Şiddet sıradanlaşıyor…

Toplumun sağlığını, huzurunu ve güvenliğini tehdit eden en temel hususlardan biri, şiddetin sıradanlaşması ve halkın da şiddet karşısında duyarsızlaşmasıdır.

Şiddetin yaygınlık kazanmasının birden fazla nedeni bulunmaktadır. Bu nedenler;

  • Yargının geç karar vermesi,
  • İnsanlardaki adalet duygusunun zayıflaması,
  • Ağırlaşan ekonomik ve sosyal sorunların bireylerin ruh sağlığını bozması,
  • Devletin şiddeti önleyici “koruyucu tedbirleri” almakta gecikmesi,
  • Televizyon yayınlarındaki ve basındaki şiddet haberlerinin kurgulanması ve sunumunun şiddeti özendirmesi,
  • Dizi filmlerinde şiddet uygulayanların özellikle gençler tarafından “rol model” olarak seçilmesi,
  • İşsizlik ve aile içi sorunlar olarak sıralanabilir.

Toplumu derinden sarsan ve geleceğini tehlikeye atan şiddet olgusuna, sebep-sonuç bağlantısı içinde baktığımızda, öncelikle yapılması gerekenin şiddet uygulayanları yakalayıp adalete teslim ederek devletin caydırıcı gücünü ortaya koymasının yanında, şiddeti üreten ve özendiren nedenleri yok ederek ortamı barışçıl hale getirmek olduğunu görürüz.

ÇILGINLIK BELİRTİLERİ

Son zamanlarda yaşanan şiddet olayları, vahşice katliamlar ve tüyler ürperten töre cinayetleri, bir toplumsal çılgınlığa ve cinnete sürüklendiğimize işaret etmektedir.
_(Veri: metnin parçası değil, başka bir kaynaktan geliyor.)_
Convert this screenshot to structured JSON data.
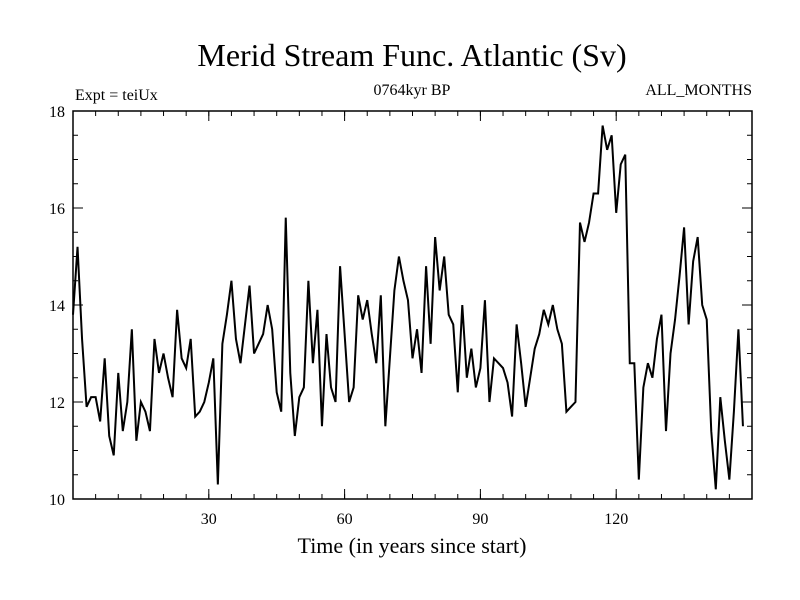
{
  "chart_data": {
    "type": "line",
    "title": "Merid Stream Func. Atlantic (Sv)",
    "subtitle_left": "Expt = teiUx",
    "subtitle_center": "0764kyr BP",
    "subtitle_right": "ALL_MONTHS",
    "xlabel": "Time (in years since start)",
    "ylabel": "",
    "xlim": [
      0,
      150
    ],
    "ylim": [
      10,
      18
    ],
    "x_ticks": [
      30,
      60,
      90,
      120
    ],
    "y_ticks": [
      10,
      12,
      14,
      16,
      18
    ],
    "x_minor_step": 5,
    "y_minor_step": 0.5,
    "series": [
      {
        "name": "Merid Stream Func. Atlantic",
        "x_start": 0,
        "x_step": 1,
        "values": [
          13.8,
          15.2,
          13.3,
          11.9,
          12.1,
          12.1,
          11.6,
          12.9,
          11.3,
          10.9,
          12.6,
          11.4,
          12.0,
          13.5,
          11.2,
          12.0,
          11.8,
          11.4,
          13.3,
          12.6,
          13.0,
          12.5,
          12.1,
          13.9,
          12.9,
          12.7,
          13.3,
          11.7,
          11.8,
          12.0,
          12.4,
          12.9,
          10.3,
          13.2,
          13.8,
          14.5,
          13.3,
          12.8,
          13.6,
          14.4,
          13.0,
          13.2,
          13.4,
          14.0,
          13.5,
          12.2,
          11.8,
          15.8,
          12.6,
          11.3,
          12.1,
          12.3,
          14.5,
          12.8,
          13.9,
          11.5,
          13.4,
          12.3,
          12.0,
          14.8,
          13.4,
          12.0,
          12.3,
          14.2,
          13.7,
          14.1,
          13.4,
          12.8,
          14.2,
          11.5,
          12.9,
          14.3,
          15.0,
          14.5,
          14.1,
          12.9,
          13.5,
          12.6,
          14.8,
          13.2,
          15.4,
          14.3,
          15.0,
          13.8,
          13.6,
          12.2,
          14.0,
          12.5,
          13.1,
          12.3,
          12.7,
          14.1,
          12.0,
          12.9,
          12.8,
          12.7,
          12.4,
          11.7,
          13.6,
          12.8,
          11.9,
          12.5,
          13.1,
          13.4,
          13.9,
          13.6,
          14.0,
          13.5,
          13.2,
          11.8,
          11.9,
          12.0,
          15.7,
          15.3,
          15.7,
          16.3,
          16.3,
          17.7,
          17.2,
          17.5,
          15.9,
          16.9,
          17.1,
          12.8,
          12.8,
          10.4,
          12.3,
          12.8,
          12.5,
          13.3,
          13.8,
          11.4,
          13.0,
          13.7,
          14.6,
          15.6,
          13.6,
          14.9,
          15.4,
          14.0,
          13.7,
          11.4,
          10.2,
          12.1,
          11.2,
          10.4,
          11.8,
          13.5,
          11.5
        ]
      }
    ]
  }
}
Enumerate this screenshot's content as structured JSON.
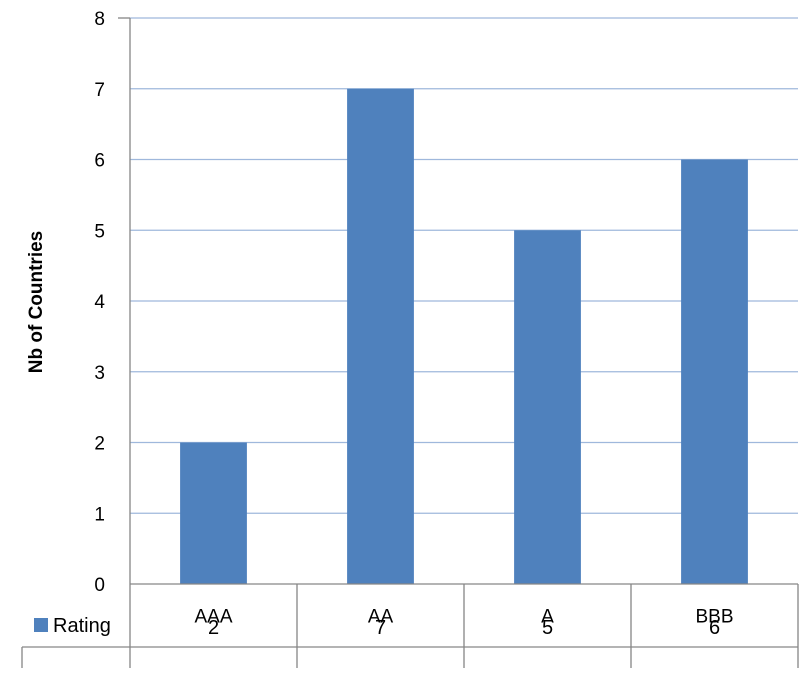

Televizyonlarda izlediğimiz, radyolarda dinlediğimiz ve gazetelerde okuduğumuz şiddet haberleri ve cinayetler, hepimizin sinir sistemini altüst edecek ve ruh sağlığımızı bozacak bir boyuta ulaşmıştır.

Şiddet tablosu karşısında “rastlantı olarak yaşadığımız” duygusu giderek yaygınlaşmakta ve geleceğe dönük endişelerimizi yoğunlaştırmaktadır.

GERİLİMLİ YAŞAM

Toplum öyle bir noktaya sürüklenmiş ki, kimi en ufak bir tartışmada, kimi de töre cinayeti, akş ya da terk edilmişlik duygusuyla silahını çekiyor, pompalı tüfeği ateşliyor, burun ve kulak kesiyor, kalbe bıçak saplıyor.

Böylesine bir sosyal çılgınlık ve toplumsal cinnet ortamında, üstüne üstlük televizyon kanalları da haberlerde, dizilerde, çizgi filmlerde yoğunlaştırılmış şiddet temalarını hiçbir süzgeçten geçirmeden işleyebiliyorlar.

Devlet adına cinayet işleyenler, kendilerini adalet yerine koyarak ölüm cezası verenler ve fiziki işkence uygulayanlar dizi kahramanları oluyor, izlenme rekorları kırıyor.

Şiddet ortamında büyüyen çocuklar ve gençler de herhangi bir sorunu uzlaşarak “ortak akılla” çözmek yerine, “rol model” olarak seçtikleri aktörlerin yaptıklarını uygulamaya yelteniyorlar. Böylece uzlaşma, barış, hoşgörü ve birlikte yaşama alışkanlığı yerine güç kullanarak sorun çözme eğilimi giderek güçleniyor.

Toplumu barut fıçısına dönüştüren kanıksanmış, sıradanlaşmış şiddet olgusu hem rejimi hem de toplumu tehlikeye atmaktadır.

Sonuç olarak; unutulmamalıdır ki modern devletin varlık nedeni ve asli görevi, vatandaşının can güvenliğini ve yaşama hakkını garantiye almaktır.